Funkcjonariusze Bieszczadzkiego Oddziału Straży Granicznej w miniony weekend zatrzymali dwie grupy nielegalnych imigrantów. Sześć osób przekroczyło zieloną granicę z Ukrainy do Polski w rejonie Horyńca- Zdroju, a cztery w Bieszczadach.
W pierwszej byli trzej obywatele Pakistanu, dwaj Bangladeszu i Syryjczyk, na stałe zamieszkały na Ukrainie, który był organizatorem przerzutu dla pozostałych. Z wyjaśnień cudzoziemców wynikało, że celem ich podróży była Holandia lub Niemcy. Tam chcieli podjąć pracę zarobkową. Za przerzut zapłacili od 4 do 15 tysięcy dolarów. Nie posiadali dokumentów tożsamości ani pieniędzy.
Z kolei w pobliżu Wołosatego w Bieszczadach, granicę przekroczyła armeńska rodzina z dwójką dzieci w wieku 10 i 16 lat.
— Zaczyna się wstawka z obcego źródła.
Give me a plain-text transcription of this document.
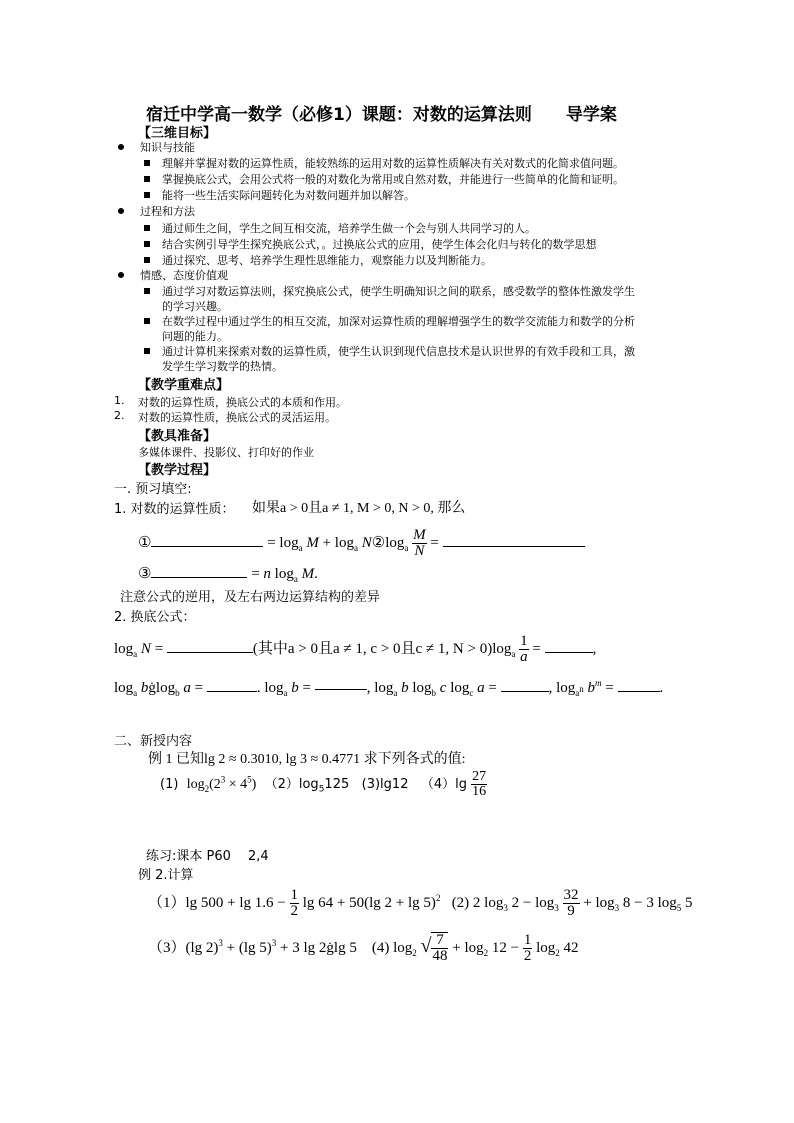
宿迁中学高一数学（必修1）课题：对数的运算法则　　导学案
【三维目标】
知识与技能
理解并掌握对数的运算性质，能较熟练的运用对数的运算性质解决有关对数式的化简求值问题。
掌握换底公式，会用公式将一般的对数化为常用或自然对数，并能进行一些简单的化简和证明。
能将一些生活实际问题转化为对数问题并加以解答。
过程和方法
通过师生之间，学生之间互相交流，培养学生做一个会与别人共同学习的人。
结合实例引导学生探究换底公式，。过换底公式的应用，使学生体会化归与转化的数学思想
通过探究、思考、培养学生理性思维能力，观察能力以及判断能力。
情感、态度价值观
通过学习对数运算法则，探究换底公式，使学生明确知识之间的联系，感受数学的整体性激发学生
的学习兴趣。
在数学过程中通过学生的相互交流，加深对运算性质的理解增强学生的数学交流能力和数学的分析
问题的能力。
通过计算机来探索对数的运算性质，使学生认识到现代信息技术是认识世界的有效手段和工具，激
发学生学习数学的热情。
【教学重难点】
1. 对数的运算性质，换底公式的本质和作用。
2. 对数的运算性质，换底公式的灵活运用。
【教具准备】
多媒体课件、投影仪、打印好的作业
【教学过程】
一. 预习填空:
1. 对数的运算性质： 如果a > 0且a ≠ 1, M > 0, N > 0, 那么
①	= $\log_a M + \log_a$ $N②\log_a \frac{M}{N}$ =
③	= n $\log_a M$.
注意公式的逆用，及左右两边运算结构的差异
2. 换底公式：
$\log_a N$ =	(其中a > 0且a ≠ 1, c > 0且c ≠ 1, $N > 0)\log_a \frac{1}{a}$ =	,
$\log_a$ bġlog$_b$ a =	. $\log_a b$ =	, $\log_a b$ $\log_b c$ $\log_c a$ =	, $\log_{a^n} b^m$ =	.
二、新授内容
例 1 已知lg 2 ≈ 0.3010, lg 3 ≈ 0.4771 求下列各式的值:
(1) $\log_2(2^3 \times 4^5)$ $(2)\log_5125$   (3)lg12 $(4)\lg \frac{27}{16}$
练习:课本 P60　 2,4
例 2.计算
（1）lg $500 + \lg 1.6 - \frac{1}{2}$ lg 64 + 50(lg 2 + lg 5)$^2$   (2) 2 $\log_3 2 - \log_3 \frac{32}{9} + \log_3 8 - 3$ $\log_5 5$
（3）(lg 2)$^3$ + (lg 5)$^3$ + 3 lg 2ġlg 5    (4) $\log_2$ √ $\frac{7}{48} + \log_2 12 - \frac{1}{2} \log_2 42$
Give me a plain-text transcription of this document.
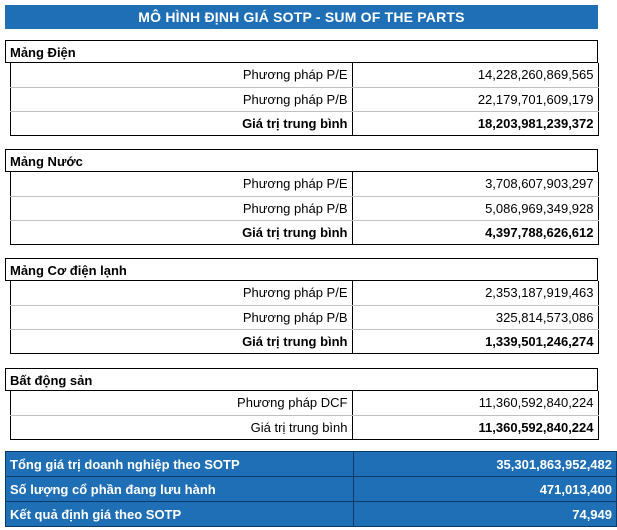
MÔ HÌNH ĐỊNH GIÁ SOTP - SUM OF THE PARTS
Mảng Điện
	Phương pháp P/E	14,228,260,869,565
	Phương pháp P/B	22,179,701,609,179
	Giá trị trung bình	18,203,981,239,372
Mảng Nước
	Phương pháp P/E	3,708,607,903,297
	Phương pháp P/B	5,086,969,349,928
	Giá trị trung bình	4,397,788,626,612
Mảng Cơ điện lạnh
	Phương pháp P/E	2,353,187,919,463
	Phương pháp P/B	325,814,573,086
	Giá trị trung bình	1,339,501,246,274
Bất động sản
	Phương pháp DCF	11,360,592,840,224
	Giá trị trung bình	11,360,592,840,224
Tổng giá trị doanh nghiệp theo SOTP	35,301,863,952,482
Số lượng cổ phần đang lưu hành	471,013,400
Kết quả định giá theo SOTP	74,949
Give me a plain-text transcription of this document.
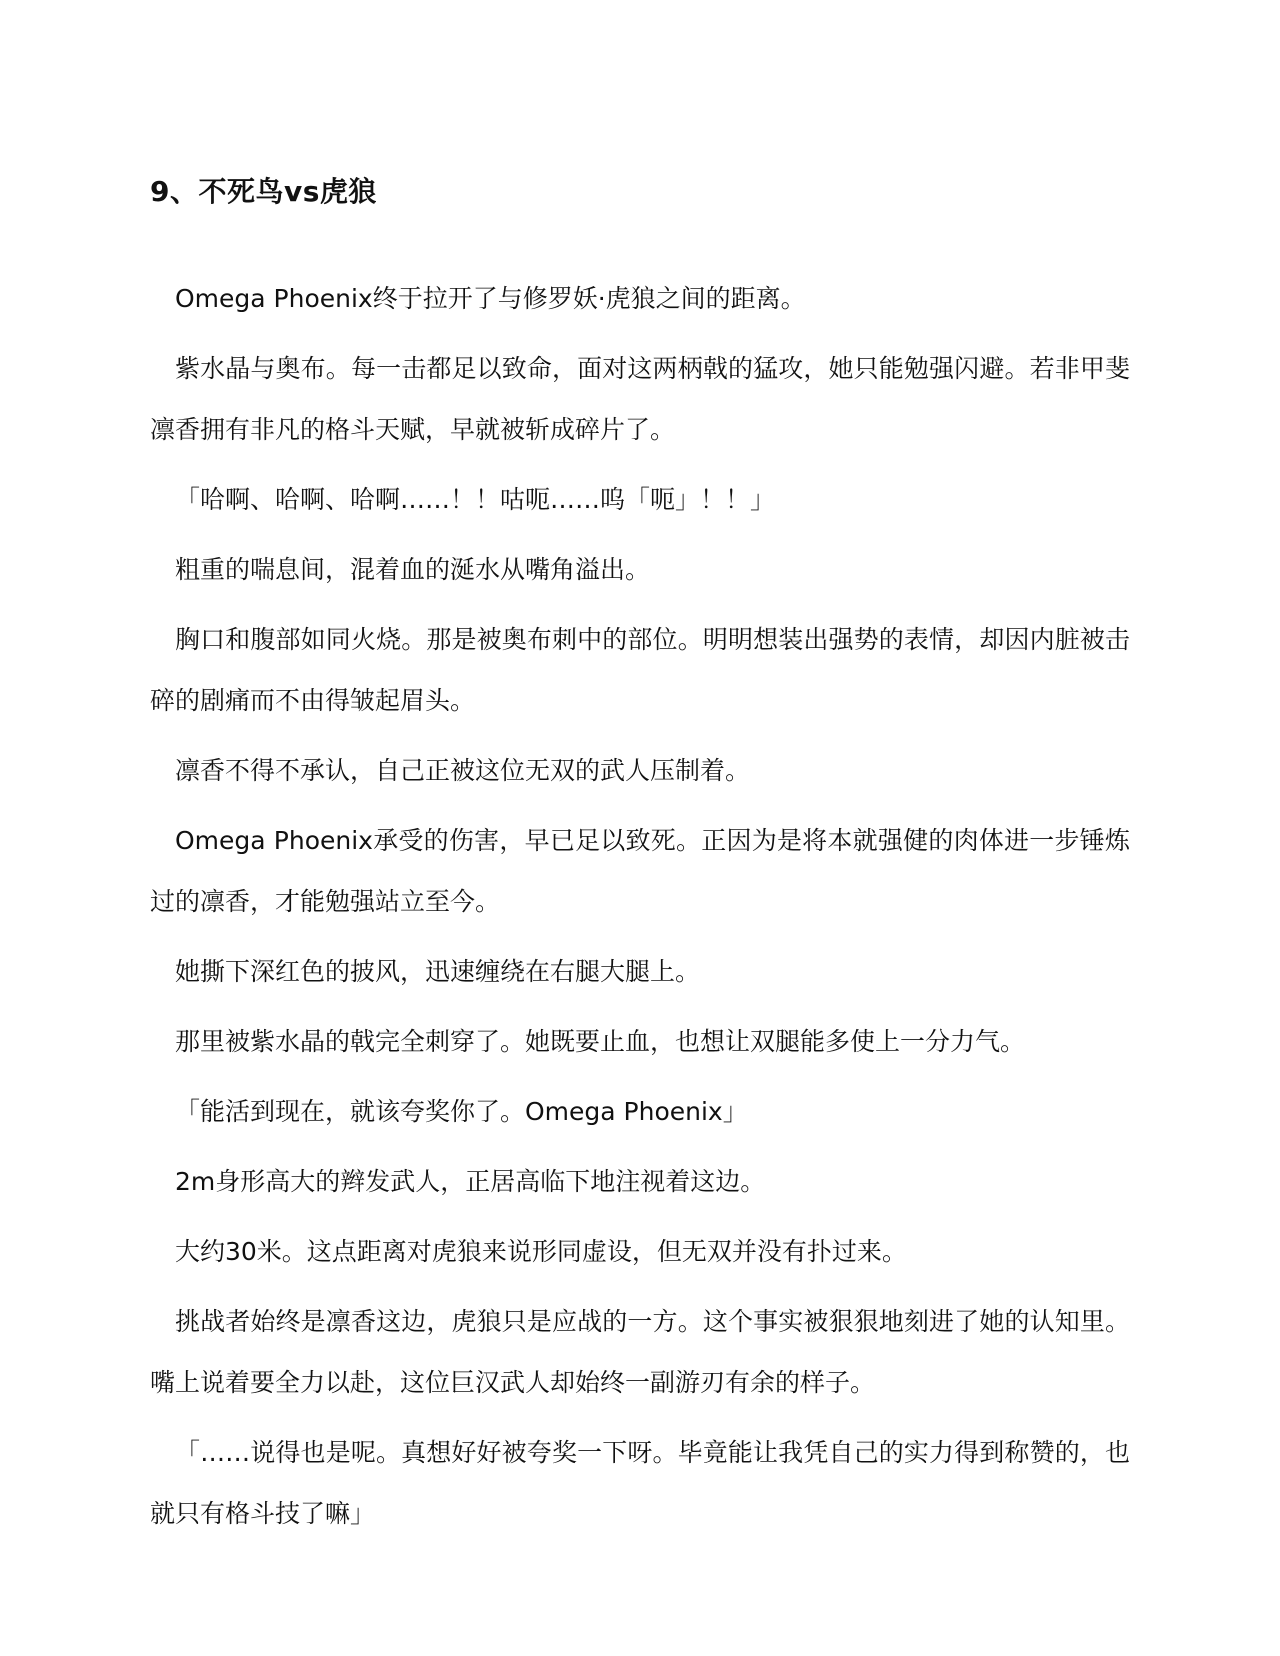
9、不死鸟vs虎狼

Omega Phoenix终于拉开了与修罗妖·虎狼之间的距离。

紫水晶与奥布。每一击都足以致命，面对这两柄戟的猛攻，她只能勉强闪避。若非甲斐凛香拥有非凡的格斗天赋，早就被斩成碎片了。

「哈啊、哈啊、哈啊……！！咕呃……呜「呃」！！」

粗重的喘息间，混着血的涎水从嘴角溢出。

胸口和腹部如同火烧。那是被奥布刺中的部位。明明想装出强势的表情，却因内脏被击碎的剧痛而不由得皱起眉头。

凛香不得不承认，自己正被这位无双的武人压制着。

Omega Phoenix承受的伤害，早已足以致死。正因为是将本就强健的肉体进一步锤炼过的凛香，才能勉强站立至今。

她撕下深红色的披风，迅速缠绕在右腿大腿上。

那里被紫水晶的戟完全刺穿了。她既要止血，也想让双腿能多使上一分力气。

「能活到现在，就该夸奖你了。Omega Phoenix」

2m身形高大的辫发武人，正居高临下地注视着这边。

大约30米。这点距离对虎狼来说形同虚设，但无双并没有扑过来。

挑战者始终是凛香这边，虎狼只是应战的一方。这个事实被狠狠地刻进了她的认知里。嘴上说着要全力以赴，这位巨汉武人却始终一副游刃有余的样子。

「……说得也是呢。真想好好被夸奖一下呀。毕竟能让我凭自己的实力得到称赞的，也就只有格斗技了嘛」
Jak wyjaśnili, celem ich podróży miały być kraje Europy Zachodniej gdzie chcieli zamieszkać. Ponieważ nie posiadali dokumentów tożsamości to postanowili przekroczyć zieloną granicę w Bieszczadach. Na podróż posiadali tysiąc euro.
Wszyscy zatrzymani, zgodnie z umową o readmisji zostali przekazani z powrotem na Ukrainę.